I is for Image Rich.
God Speaks in More Than Just Words
This is the subtitle of the chapter. Of course He does. That was my first reaction. God speaks through music. God speaks through dance. God speaks through observing others. But in this particular case Sweet challenges us to think of the images we extend around God’s word for people to connect with.
“Thingys” is Sweet’s way of talking about such images. What are the “thingys” people walk away with and interact with as they leave worship and through out the week? This becomes an interested idea when you think about how much images play a roll in our lives, everyday. Think for a minute as you are walking down the street, or driving in your car, or browsing around Facebook. Images are everywhere.
The virtual nature of so much of our culture is making us even more hungry for tactile, iconic, multisensory experiences and thingys to hang on our walls and bodies. Faith is itself a brand, an identifier that sets us apart, singling us out as a peculiar group of people. (116)
Creating an image rich experience for those in attendance is something I get excited about. Images are all around us and what we project as an image can be an important piece of the experience. Please do not hear me say “Image is Everything”, we can fall into a trap if the images we use become idols. But if the images we use connect us to God or are used to see God can change how we interact with God and our faith in everyday life.
Christ used images in his teachings, parables, and metaphors to think about how God and faith interact with everyday life. For people of the Bible these images connected in ways that related to their lives, they connected to the reality they saw in front of them. So are we missing this opportunity? We use metaphors for our own stories, but we have the ability to use so many more images to create more of a connection!
I’ve thought about this within our high school meeting time. Images are used throughout the presentation of the topic, we use visibletweets.com as a way for youth to see the important parts of the talk and they can also see their own tweets if they choose to tweet. The curriculum we use comes with images to use for posters, Facebook, Twitter, websites or backgrounds.
I think, and I could be wrong, but I think these connect and help youth remember the topic and points throughout the week.
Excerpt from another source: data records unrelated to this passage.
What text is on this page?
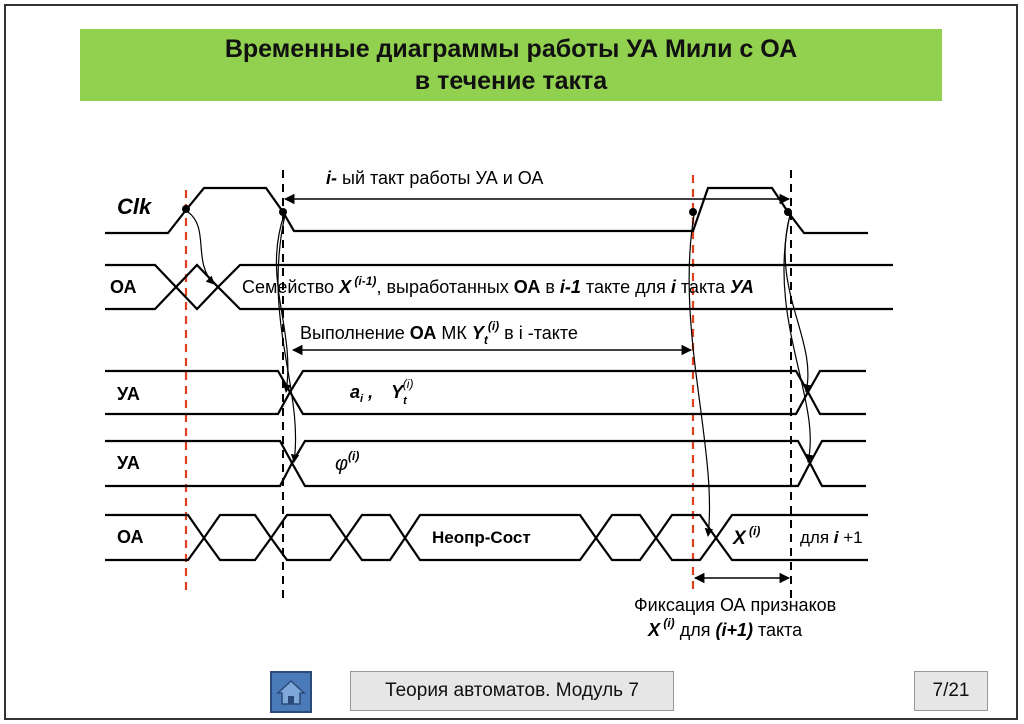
Временные диаграммы работы УА Мили с ОА
в течение такта
Clk
ОА
УА
УА
ОА
i- ый такт работы УА и ОА
Семейство X $^{(i-1)}$, выработанных ОА в i-1 такте для i такта УА
Выполнение ОА МК $Y_t^{(i)}$ в i -такте
$a_i$ , $Y_t(i)$
$\varphi^{(i)}$
Неопр-Сост	X $^{(i)}$ для i +1
Фиксация ОА признаков
X $^{(i)}$ для (i+1) такта
Теория автоматов. Модуль 7	7/21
By connecting them to everything we do or “produce”, there is a recognizable image for the topic and hopefully this helps connect them and remember what we are talk about and the truth it has in their own lives.
I’m challenged to think more about how images play a role in our ministry, worship and community. I’m challenged to connect God’s truths in ways which people are able to connect with it throughout the week and see God through the images.
So here is the posed question for the post from the book:
Brewed for Thought: Think about some of the churches you have recently worshiped in. Has the rich, provocative image of Christianity been replaced by sterile, neutered spaces that seem more like physicians’ waiting rooms than temples?